Author : Willard L. Boyd
Publisher : University of Iowa Press
Page : 401 pages
File Size : 34,58 MB
Release : 2019-05-15
Category : Biography & Autobiography
ISBN : 1609386523
University of Iowa legend Willard L. “Sandy” Boyd is a proud middle westerner. His decades of service to the university began in 1954, when he arrived as a law professor. He later became president of the University of Iowa from 1969 to 1981, and led the school through times that were fraught not just for the university but for the country. During the intense polarization of the late sixties and early seventies, Sandy’s compassion and steady leadership ensured that dissent on campus would be honored and would not stop the university’s educational mission. He quickly became admired, not simply for his professional achievements but also for his personal integrity. His memoir, interspersed with personal wisdom gleaned over more than six decades of service and leadership, encapsulates Sandy’s shrewd yet optimistic view of the public university as an institution. At every stage in his life—in the U.S. Navy during World War II, while practicing law or teaching, and in leadership positions at Chicago’s Field Museum and the University of Iowa— Sandy relied on his principles of open disclosure, inclusiveness, and respect for differences to guide him on issues that matter.
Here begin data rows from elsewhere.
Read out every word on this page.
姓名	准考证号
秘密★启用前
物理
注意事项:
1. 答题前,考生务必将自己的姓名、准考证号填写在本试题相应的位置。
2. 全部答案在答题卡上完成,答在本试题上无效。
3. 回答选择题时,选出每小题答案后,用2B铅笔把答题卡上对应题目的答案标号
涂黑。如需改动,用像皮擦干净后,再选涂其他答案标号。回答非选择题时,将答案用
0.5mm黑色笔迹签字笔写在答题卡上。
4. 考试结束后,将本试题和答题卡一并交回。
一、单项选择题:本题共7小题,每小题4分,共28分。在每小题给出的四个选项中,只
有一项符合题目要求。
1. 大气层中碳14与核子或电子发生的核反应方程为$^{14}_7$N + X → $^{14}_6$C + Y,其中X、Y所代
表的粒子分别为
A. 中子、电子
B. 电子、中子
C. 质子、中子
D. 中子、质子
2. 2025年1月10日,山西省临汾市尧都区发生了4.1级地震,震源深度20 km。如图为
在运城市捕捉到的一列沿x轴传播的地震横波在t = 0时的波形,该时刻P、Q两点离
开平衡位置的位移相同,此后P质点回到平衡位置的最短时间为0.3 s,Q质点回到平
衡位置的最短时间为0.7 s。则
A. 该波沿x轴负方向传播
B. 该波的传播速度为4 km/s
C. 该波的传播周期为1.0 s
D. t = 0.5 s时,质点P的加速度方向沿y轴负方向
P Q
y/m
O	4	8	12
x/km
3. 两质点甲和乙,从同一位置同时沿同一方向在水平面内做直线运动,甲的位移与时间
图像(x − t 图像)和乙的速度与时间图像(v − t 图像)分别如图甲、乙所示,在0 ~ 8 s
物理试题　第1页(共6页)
This chronicle of Sandy’s experiences throughout his life shows us the evolution both of the University of Iowa and of the nation writ large. More importantly, this book gives us a lens through which to examine our present situation, whether debating free speech on campus, the role of the arts and humanities in civil society, or the importance of funding for educational and cultural institutions.